Module 7: Cybercrimes
The increase in internet access recently has created a number of new legal challenges. The internet is transnational and ubiquitous, and the new landscape created by the digital world has raised novel challenges when it comes to protecting fundamental rights in the digital age. Old definitions about what constitutes a publisher or a journalist are increasingly complicated; the anonymity afforded by many internet platforms, while key to fostering freedom of expression in many contexts, can pose challenges in relation to combatting illegal online activities and seeking remedies for victims; and there are serious questions about who is liable for content shared online that may affect parties in different jurisdictions in some way.
Regulating and legislating crimes that occur on, or relate to, the internet has been a difficult undertaking for states and international bodies. In 2020, global cybercrimes costs were forecast by the research group Cybersecurity Ventures to grow by 15 per cent annually, predicted to reach USD 10.5 trillion annually by 2025.(1) Without adequate regulatory frameworks and protections, the growth of internet access, e-commerce and economic development may continue to fuel the spread of cybercrime.

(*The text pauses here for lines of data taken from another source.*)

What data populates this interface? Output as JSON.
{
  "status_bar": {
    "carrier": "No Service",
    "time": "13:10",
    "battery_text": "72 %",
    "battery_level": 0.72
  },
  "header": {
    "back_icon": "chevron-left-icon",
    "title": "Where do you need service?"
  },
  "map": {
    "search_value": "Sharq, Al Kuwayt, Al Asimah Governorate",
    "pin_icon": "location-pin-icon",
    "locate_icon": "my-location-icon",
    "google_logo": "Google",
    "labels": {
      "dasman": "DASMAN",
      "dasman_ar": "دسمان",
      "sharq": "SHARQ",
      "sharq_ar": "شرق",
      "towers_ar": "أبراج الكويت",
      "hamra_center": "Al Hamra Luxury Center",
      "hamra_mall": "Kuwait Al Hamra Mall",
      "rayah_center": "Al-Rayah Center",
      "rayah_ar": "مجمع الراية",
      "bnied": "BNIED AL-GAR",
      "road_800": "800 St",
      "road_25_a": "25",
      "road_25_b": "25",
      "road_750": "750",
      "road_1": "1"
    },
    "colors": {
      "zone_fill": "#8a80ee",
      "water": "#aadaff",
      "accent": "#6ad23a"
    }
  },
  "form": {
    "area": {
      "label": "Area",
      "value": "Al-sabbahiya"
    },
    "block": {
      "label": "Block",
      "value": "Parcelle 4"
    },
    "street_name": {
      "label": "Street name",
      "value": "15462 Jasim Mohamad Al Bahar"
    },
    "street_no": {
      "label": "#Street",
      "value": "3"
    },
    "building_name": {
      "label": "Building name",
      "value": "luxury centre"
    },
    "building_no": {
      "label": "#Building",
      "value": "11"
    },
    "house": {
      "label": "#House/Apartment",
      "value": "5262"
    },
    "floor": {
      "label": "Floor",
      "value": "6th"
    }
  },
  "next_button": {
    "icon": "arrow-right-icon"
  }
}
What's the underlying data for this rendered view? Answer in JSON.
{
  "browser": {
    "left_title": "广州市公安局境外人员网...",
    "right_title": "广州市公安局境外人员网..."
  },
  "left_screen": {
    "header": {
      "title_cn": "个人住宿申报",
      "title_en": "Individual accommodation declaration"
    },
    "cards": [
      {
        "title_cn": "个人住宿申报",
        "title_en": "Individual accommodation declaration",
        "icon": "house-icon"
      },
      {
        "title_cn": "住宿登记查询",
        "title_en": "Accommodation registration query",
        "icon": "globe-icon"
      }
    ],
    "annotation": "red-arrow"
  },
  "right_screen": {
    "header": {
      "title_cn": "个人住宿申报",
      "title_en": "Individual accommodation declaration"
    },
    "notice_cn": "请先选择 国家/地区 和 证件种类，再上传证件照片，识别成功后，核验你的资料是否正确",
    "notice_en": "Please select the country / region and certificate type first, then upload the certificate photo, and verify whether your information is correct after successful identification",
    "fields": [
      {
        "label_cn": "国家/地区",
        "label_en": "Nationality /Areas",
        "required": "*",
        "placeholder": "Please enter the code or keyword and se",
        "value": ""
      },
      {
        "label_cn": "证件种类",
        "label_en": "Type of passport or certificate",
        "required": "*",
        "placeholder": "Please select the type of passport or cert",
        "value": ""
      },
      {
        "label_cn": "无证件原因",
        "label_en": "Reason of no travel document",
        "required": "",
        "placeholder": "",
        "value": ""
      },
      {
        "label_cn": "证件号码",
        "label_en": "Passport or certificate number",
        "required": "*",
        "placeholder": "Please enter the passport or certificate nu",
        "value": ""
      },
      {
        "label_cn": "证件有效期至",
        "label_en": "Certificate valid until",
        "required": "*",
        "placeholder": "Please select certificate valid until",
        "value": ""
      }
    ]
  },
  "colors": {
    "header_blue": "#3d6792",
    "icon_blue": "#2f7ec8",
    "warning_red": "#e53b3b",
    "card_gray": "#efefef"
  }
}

In Asia, where the number of new internet users continues to grow at a rapid rate, the increase in access to the internet and information and communications technologies (ICTs) has also led to increased criminal activity online. However, laws to regulate criminal activity on the internet are increasingly providing tools for the state to suppress dissent or to punish critics and independent media because of their often vague and overly broad nature.
“[L]egitimate online expression is being criminalized in contravention of States’ international human rights obligations, whether it is through the application of existing criminal laws to online expression, or through the creation of new laws specifically designed to criminalize expression on the internet. Such laws are often justified on the basis of protecting an individual’s reputation, national security or countering terrorism, but in practice are used to censor content that the Government and other powerful entities do not like or agree with.”
Unfortunately, the problem has only gotten worse since then.